- Appointed: c. 1164
- Term ended: after 1187
- Predecessor: Henry of Huntingdon
- Successor: Robert de Hardres
- Other post: Royal clerk

Personal details
- Born: Nicholas

= Nicholas de Sigillo =

Nicholas de Sigillo was a medieval Anglo-Norman administrator and clergyman in England. Perhaps beginning his career as a royal official during the reign of King Stephen of England, he had certainly entered royal service by 1157 when he was serving Stephen's successor King Henry II, and was a witness on a number of royal charters from 1157 to 1159.

Sometime before 1166 Nicholas was appointed to the archdeaconry of Huntingdon. While in office there, he attempted to reform both the administrative and religious practices of his archdeaconry. In 1173 Nicholas once more served Henry, this time assessing royal taxes. He last appears alive in 1187 when he is still named as an archdeacon. He may be the Nicholas who gave a still extant first volume of the Bible to Lincoln Cathedral.

==Early career==
Nicholas derived his name from his office, as he was clericus de sigillo, the next highest office in the royal chancery after the chancellor. It is unknown when he first held royal office, but it is possible it was during the reign of King Stephen of England (reigned 1135–1154). One document of Stephen's reign states that he was master of Stephen's writing chamber. He held a prebend in the diocese of Lincoln by the middle of the 1150s.

Sometime between 1148 and 1160 Robert de Chesney, the Bishop of Lincoln granted a church to Nicholas to hold for life, on the condition that he would lose possession of the church if he either became a monk or if he was elevated to a bishopric. In 1157 Nicholas was a royal administrator as he was involved with King Henry II's invasion of Wales. In the years 1157 through 1159 he was a witness to the king's charters.

==Archdeacon==
Sometime between 1164 and 1166 he was appointed Archdeacon of Huntingdon, in succession to the medieval chronicler Henry of Huntingdon. The most likely date of his appointment is 1164 or early 1165. After his appointment, John of Salisbury wrote to him, congratulating Nicholas on his new office. John also commented that Nicholas would need to change his opinion of the chances that archdeacons had of reaching salvation now that he held that office.

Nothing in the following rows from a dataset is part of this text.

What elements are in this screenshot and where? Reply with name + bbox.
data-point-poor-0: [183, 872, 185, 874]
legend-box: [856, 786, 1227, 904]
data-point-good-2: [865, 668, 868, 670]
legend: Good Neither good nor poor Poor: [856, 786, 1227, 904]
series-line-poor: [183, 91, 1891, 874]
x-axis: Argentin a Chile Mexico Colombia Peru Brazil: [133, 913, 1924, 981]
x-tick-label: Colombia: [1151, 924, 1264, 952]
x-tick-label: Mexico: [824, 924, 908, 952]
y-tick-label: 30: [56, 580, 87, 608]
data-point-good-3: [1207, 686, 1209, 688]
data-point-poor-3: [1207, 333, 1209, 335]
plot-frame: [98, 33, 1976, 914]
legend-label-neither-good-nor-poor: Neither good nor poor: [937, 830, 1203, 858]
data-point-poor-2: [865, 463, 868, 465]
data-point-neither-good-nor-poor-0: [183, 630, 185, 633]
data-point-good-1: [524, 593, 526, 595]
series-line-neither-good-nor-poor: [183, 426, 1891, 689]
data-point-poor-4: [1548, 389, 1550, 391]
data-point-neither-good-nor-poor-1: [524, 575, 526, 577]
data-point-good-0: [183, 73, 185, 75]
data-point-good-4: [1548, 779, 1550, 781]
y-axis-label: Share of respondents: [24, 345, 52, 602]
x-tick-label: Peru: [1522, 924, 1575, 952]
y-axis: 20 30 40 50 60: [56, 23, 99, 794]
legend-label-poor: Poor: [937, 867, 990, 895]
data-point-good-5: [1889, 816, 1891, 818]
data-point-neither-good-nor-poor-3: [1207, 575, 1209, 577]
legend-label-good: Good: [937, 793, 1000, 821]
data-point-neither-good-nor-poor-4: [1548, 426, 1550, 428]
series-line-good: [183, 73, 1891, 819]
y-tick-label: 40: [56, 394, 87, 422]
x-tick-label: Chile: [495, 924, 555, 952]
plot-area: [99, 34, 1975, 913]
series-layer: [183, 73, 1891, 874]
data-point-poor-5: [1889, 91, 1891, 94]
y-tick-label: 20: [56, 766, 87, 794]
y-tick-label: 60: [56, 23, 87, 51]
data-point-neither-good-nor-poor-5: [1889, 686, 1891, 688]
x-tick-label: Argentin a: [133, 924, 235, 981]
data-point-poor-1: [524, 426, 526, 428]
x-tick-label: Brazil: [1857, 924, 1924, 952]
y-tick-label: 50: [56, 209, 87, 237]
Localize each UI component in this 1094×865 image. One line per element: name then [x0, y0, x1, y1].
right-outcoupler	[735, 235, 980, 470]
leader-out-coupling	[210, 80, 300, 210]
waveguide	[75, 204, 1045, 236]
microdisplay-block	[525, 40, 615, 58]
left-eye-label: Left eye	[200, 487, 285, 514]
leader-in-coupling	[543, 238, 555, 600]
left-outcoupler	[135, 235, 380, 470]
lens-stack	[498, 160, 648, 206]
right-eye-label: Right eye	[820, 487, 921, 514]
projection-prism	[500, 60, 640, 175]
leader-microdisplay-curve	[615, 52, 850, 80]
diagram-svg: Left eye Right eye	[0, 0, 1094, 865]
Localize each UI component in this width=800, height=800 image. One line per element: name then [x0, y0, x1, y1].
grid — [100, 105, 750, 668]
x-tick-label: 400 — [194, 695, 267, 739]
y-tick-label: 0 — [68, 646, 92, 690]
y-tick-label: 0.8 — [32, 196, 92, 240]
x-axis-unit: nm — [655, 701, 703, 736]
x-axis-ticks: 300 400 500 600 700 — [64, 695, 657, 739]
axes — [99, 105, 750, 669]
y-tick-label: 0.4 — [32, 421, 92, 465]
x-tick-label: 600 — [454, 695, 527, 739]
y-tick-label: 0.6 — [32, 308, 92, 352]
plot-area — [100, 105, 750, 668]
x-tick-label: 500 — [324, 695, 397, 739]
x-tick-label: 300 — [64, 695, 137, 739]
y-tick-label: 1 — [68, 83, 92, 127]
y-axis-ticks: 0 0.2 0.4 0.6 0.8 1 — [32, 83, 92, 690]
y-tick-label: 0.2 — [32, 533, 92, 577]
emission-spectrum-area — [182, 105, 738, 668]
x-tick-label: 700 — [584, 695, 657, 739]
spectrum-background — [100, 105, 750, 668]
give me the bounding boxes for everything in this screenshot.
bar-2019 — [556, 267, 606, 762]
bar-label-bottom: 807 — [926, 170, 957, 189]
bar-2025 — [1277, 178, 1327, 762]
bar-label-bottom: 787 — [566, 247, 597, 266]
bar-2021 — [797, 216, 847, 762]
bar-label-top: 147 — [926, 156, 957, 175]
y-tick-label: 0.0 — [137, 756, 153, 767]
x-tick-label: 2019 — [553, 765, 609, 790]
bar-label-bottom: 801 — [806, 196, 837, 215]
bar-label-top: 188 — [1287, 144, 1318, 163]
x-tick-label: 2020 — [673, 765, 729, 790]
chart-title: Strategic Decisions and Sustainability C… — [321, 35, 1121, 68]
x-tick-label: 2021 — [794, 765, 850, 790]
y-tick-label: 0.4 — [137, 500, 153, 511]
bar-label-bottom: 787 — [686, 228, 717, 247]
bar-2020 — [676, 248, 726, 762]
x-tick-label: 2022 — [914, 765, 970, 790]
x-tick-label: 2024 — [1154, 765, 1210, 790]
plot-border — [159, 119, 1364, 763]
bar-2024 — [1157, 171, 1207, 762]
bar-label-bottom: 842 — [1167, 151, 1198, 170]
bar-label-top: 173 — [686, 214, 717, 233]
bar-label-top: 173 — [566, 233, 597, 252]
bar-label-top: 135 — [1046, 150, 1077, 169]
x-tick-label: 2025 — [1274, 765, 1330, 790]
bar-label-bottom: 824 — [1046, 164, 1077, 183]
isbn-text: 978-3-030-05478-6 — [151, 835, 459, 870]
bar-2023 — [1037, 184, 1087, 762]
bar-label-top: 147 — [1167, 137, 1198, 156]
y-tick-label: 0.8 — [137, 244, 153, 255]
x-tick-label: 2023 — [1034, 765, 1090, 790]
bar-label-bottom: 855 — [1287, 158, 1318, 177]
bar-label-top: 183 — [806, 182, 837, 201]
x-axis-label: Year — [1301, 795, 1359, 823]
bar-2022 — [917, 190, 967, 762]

Nicholas, as part of his duties as archdeacon, heard disputes between clergy over church property. One such dispute was heard sometime between 1164 and 1185 by Nicholas, along with the synod of his archdeaconry, over land in Woodstone parish that was disputed between the parish and the Fens monastic house of Thorney Abbey. Between 1164 and 1166 Nicholas put canons from Malton Priory in Yorkshire as the clergy of the church at King's Walden in Hertfordshire. Nicholas also instituted a set of "constitutions" or regulations for the clergy of his archdeaconry. This was part of Nicholas' efforts to reform the administrative and ecclesiastical affairs of his office.

==Later years==
In 1173 Nicholas was once again working for the king, when he, along with Richard fitz Nigel and Reginald de Warenne, assessed a land tax on the royal demesne. These three men assessed the tax in the counties of Buckinghamshire, Bedfordshire, Oxfordshire, Kent and Sussex. Nicholas is last mentioned in the historical record in 1187, as an archdeacon without territorial title. During the reign of King John, a legal case documents that Nicholas gave a messuage to his niece (or possibly a granddaughter) Emma. Nicholas may be the same Nicholas whose death was commemorated on 13 March at Lincoln Cathedral and gave a gift of the first volume of the Great Bible to the cathedral, where it remains as Lincoln, MS 1; the second volume is now at Trinity College, Cambridge.